Industry-level engagements, including interactions at Hilti AG, emphasised strengthening industry-to-industry partnerships, higher value addition, enhanced supplier linkages, including MSMEs, and an expanded role for India-based production in global operations. Indian officials invited Liechtenstein companies to use TEPA as a platform to expand their India presence, build manufacturing and innovation partnerships, and participate in India’s growing opportunities across sectors.
The discussions stressed the objective of creating real outcomes for businesses, MSMEs, farmers, fishermen and communities, highlighting TEPA as a means to deliver inclusive benefits while supporting broader economic integration. Officials noted that India looks forward to welcoming more Liechtenstein and EFTA enterprises to India, translating TEPA into stronger investments, deeper technology partnerships and a larger Indian footprint in global trade and investment flows.
Today’s deliberations followed a series of official engagements, including a courtesy call on H.S.H. Hereditary Prince Alois von und zu Liechtenstein, meetings with Prime Minister Brigitte Haas and Deputy Prime Minister Monauni, an interview with ORF, a luncheon hosted by the Deputy Prime Minister, and discussions with business leaders.
During the meetings, Goyal recalled Prime Minister Narendra Modi’s emphasis on India’s constructive role in the global economy, quoting the Prime Minister: “The world is seeing India with a ray of hope amidst uncertainty.” He noted that this sentiment resonates with India’s approach to partnerships that create real outcomes for businesses, MSMEs, farmers, fishermen and communities.
The deliberations concluded with calls to intensify India–Liechtenstein and wider India–EFTA engagement through business dialogues, delegations, and greater participation of EFTA companies in trade and investment events in India, aiming to translate TEPA into stronger investment flows, deeper technology partnerships, and a larger Indian footprint in global trade and investment networks.
Parallel to the outcomes achieved in Liechtenstein, India is preparing for high-level ministerial talks in Brussels on January 8–9 to advance the India–European Union Free Trade Agreement (FTA). The negotiations, re-launched in June 2022 after a hiatus of over nine years, have since completed 14 rounds of intensive discussions and multiple ministerial-level dialogues, the latest in December 2025. Officials describe the ongoing negotiations as a historic juncture in India–EU economic relations.
The European Union remains India’s largest trading partner and a key investor, with bilateral trade in goods significantly bolstered in the 2024–25 fiscal year. During the Brussels engagement, Goyal is scheduled to hold high-level talks with EU Commissioner for Trade and Economic Security Maroš Šefčovič, aimed at providing strategic guidance to negotiating teams, resolving pending issues, and expediting the conclusion of a balanced and ambitious agreement. The ministerial engagement builds on technical discussions earlier this week in Brussels between Commerce Secretary Rajesh Agrawal and European Commission Director-General for Trade Sabine Weyand.

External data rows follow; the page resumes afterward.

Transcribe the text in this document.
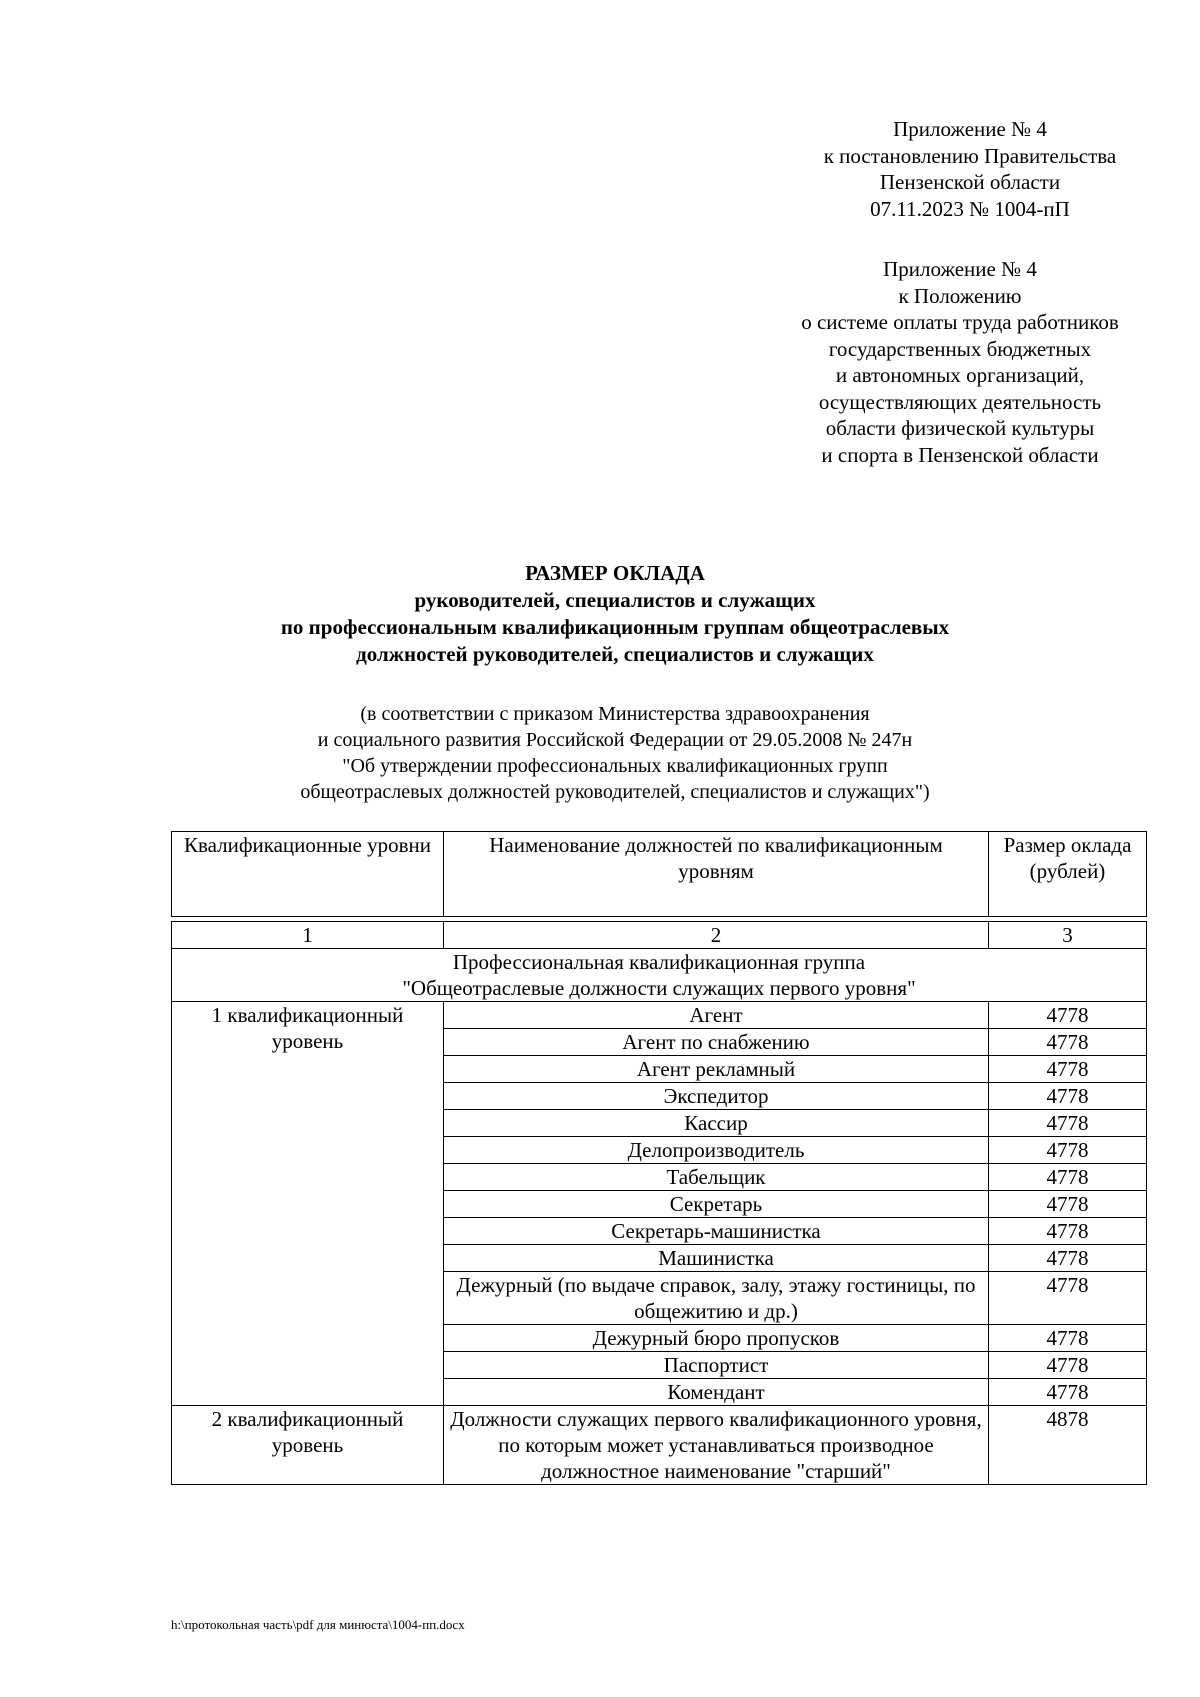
Приложение № 4
к постановлению Правительства
Пензенской области
07.11.2023 № 1004-пП
Приложение № 4
к Положению
о системе оплаты труда работников
государственных бюджетных
и автономных организаций,
осуществляющих деятельность
области физической культуры
и спорта в Пензенской области
РАЗМЕР ОКЛАДА
руководителей, специалистов и служащих
по профессиональным квалификационным группам общеотраслевых
должностей руководителей, специалистов и служащих
(в соответствии с приказом Министерства здравоохранения
и социального развития Российской Федерации от 29.05.2008 № 247н
"Об утверждении профессиональных квалификационных групп
общеотраслевых должностей руководителей, специалистов и служащих")
Квалификационные уровни	Наименование должностей по квалификационным уровням	Размер оклада (рублей)
1	2	3

Профессиональная квалификационная группа
"Общеотраслевые должности служащих первого уровня"		

1 квалификационный уровень	Агент	4778
	Агент по снабжению	4778
	Агент рекламный	4778
	Экспедитор	4778
	Кассир	4778
	Делопроизводитель	4778
	Табельщик	4778
	Секретарь	4778
	Секретарь-машинистка	4778
	Машинистка	4778
	Дежурный (по выдаче справок, залу, этажу гостиницы, по общежитию и др.)	4778
	Дежурный бюро пропусков	4778
	Паспортист	4778
	Комендант	4778
2 квалификационный уровень	Должности служащих первого квалификационного уровня, по которым может устанавливаться производное должностное наименование "старший"	4878
h:\протокольная часть\pdf для минюста\1004-пп.docx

The proposed India–EU agreement is framed as more than a conventional trade deal, described by officials as a comprehensive partnership addressing modern economic realities. A central pillar of India’s negotiating approach, guided by Prime Minister Modi’s vision, is to secure tangible benefits for the common man, including zero-duty access for labour-intensive sectors such as textiles, leather, apparel, gems and jewellery, and handicrafts. Both India and the EU have reiterated strong political resolve to deliver a comprehensive agreement anchored in a rules-based trading framework that safeguards the interests of farmers and MSMEs while integrating Indian industries more closely into global supply chains.